Nikolaikirche, Stralsund, 2018. |
Ich stelle mir schon jetzt
den Aufschrei vor, der durch die hiesigen Gemeinden gehen wird,
nachdem monatelang um eine Gottesdienstordnung für die kommende
Großpfarrei Nordneukölln mit ihren zwei Priestern, drei
Hauptkirchen und fünf Gottesdienstorten insgesamt gerungen wurden.

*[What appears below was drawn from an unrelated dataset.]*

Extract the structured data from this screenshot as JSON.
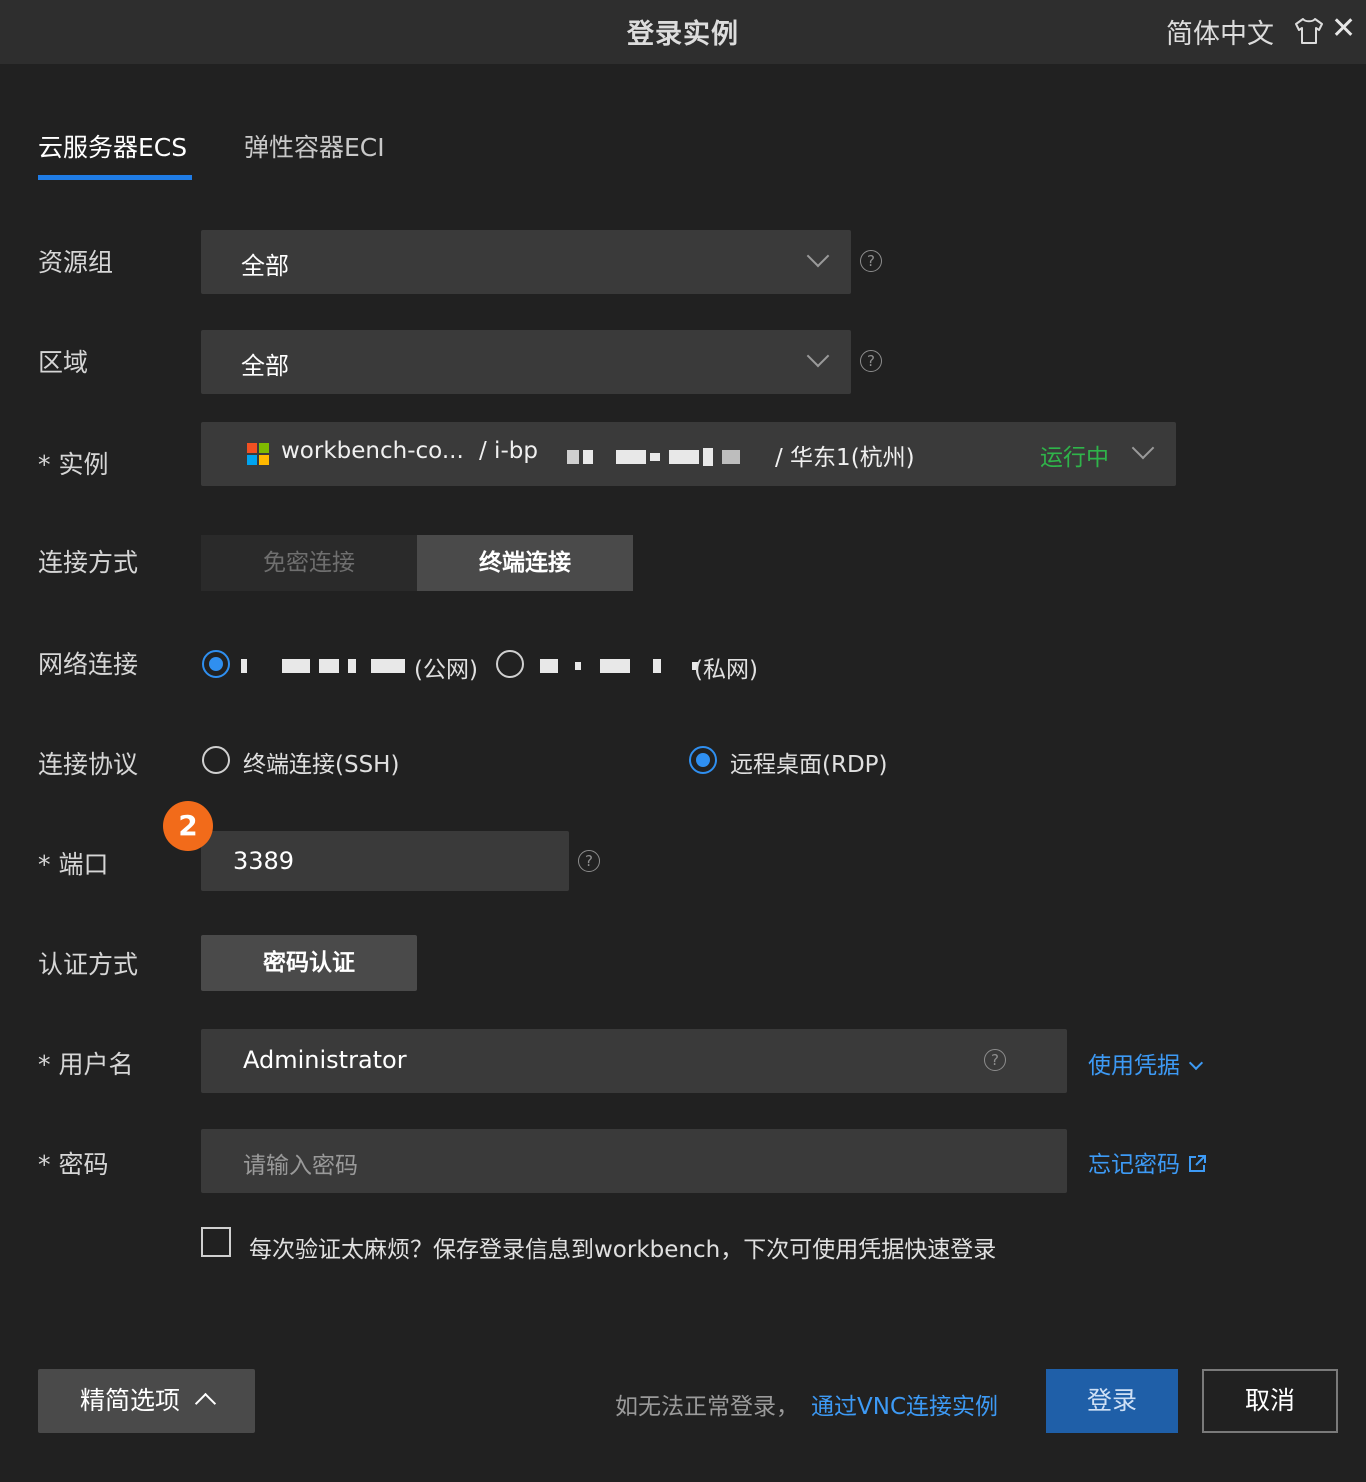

Der Wunsch nach Eucharistiefeiern und die gefühlte Not, nicht
genügend Priester für das bisherige Gottesdienstangebot zu haben,
war in den Diskussionen deutlich spürbar. Und nun ist da ein Priester, der im Zweifelsfalle aber nicht als Zelebrant zur Verfügung steht.
Persönlich finde ich die
Haltung eines Priesters, der am Sonntag lieber einen Wortgottesdienst
besucht, statt selbst eine Eucharistiefeier anzubieten, mindestens
merkwürdig.
Aber ich kann die
dahinterstehenden (und in den Bemerkungen des Geistlichen
angedeuteten) Gründe teilweise verstehen.
Denn man kann diese
Haltung von den verschiedenen möglichen Effekten her und damit in
mehrfacher Hinsicht ansehen.
1: Pro I
Wenn es darum geht, Laien
zu selbstverantwortlichem, auch liturgisch eigenständigem, Handeln
zu motivieren und sich damit einem Klerikalismus entgegenzustellen,
der ja oft von auf Priester fixierten Laien ausgeht, dann halte ich
es für gut, wenn sich nicht in jede mögliche Gottesdienstform ein
Priester hineindrängt.
Dann halte ich es auch für
akzeptabel, wenn ein Priester an einem Sonntagvormittag in einer
Kirche Eucharistie mit der Gemeinde feiert und anschließend zum
Gemeindekaffee bleibt, dafür in einer anderen Kirche ein
Wortgottesdienst gefeiert wird (so hier vor Ort zum Teil die künftige
Praxis). Meiner Meinung nach muss ein Priester nicht von Messe zu
Messe hetzen, damit nur ja unter allen Umständen keine
eucharistiefreie Zone am Sonntag entsteht (auch wenn ich selbst eher
geneigt bin, dann lieber einen weiteren Weg für eine
Sonntagseucharistie auf mich zu nehmen).
Schließlich ist ein
Priester keine Sakramentenmaschine, sondern ein Mensch.
Unter der Hinsicht der
Ermutigung von Laien zu selbstmächtigen Handeln im Kirchenraum kann
ich also nachvollziehen, dass nicht auf Druck immer eine Eucharistie
gefeiert werden muss. (Darüber hinaus kann in einer Eucharistiefeier
ruhig immer mal ein qualifiziertes Glaubenszeugnis oder eine
persönliche Auslegung der Lesungen statt Predigt "im Angebot"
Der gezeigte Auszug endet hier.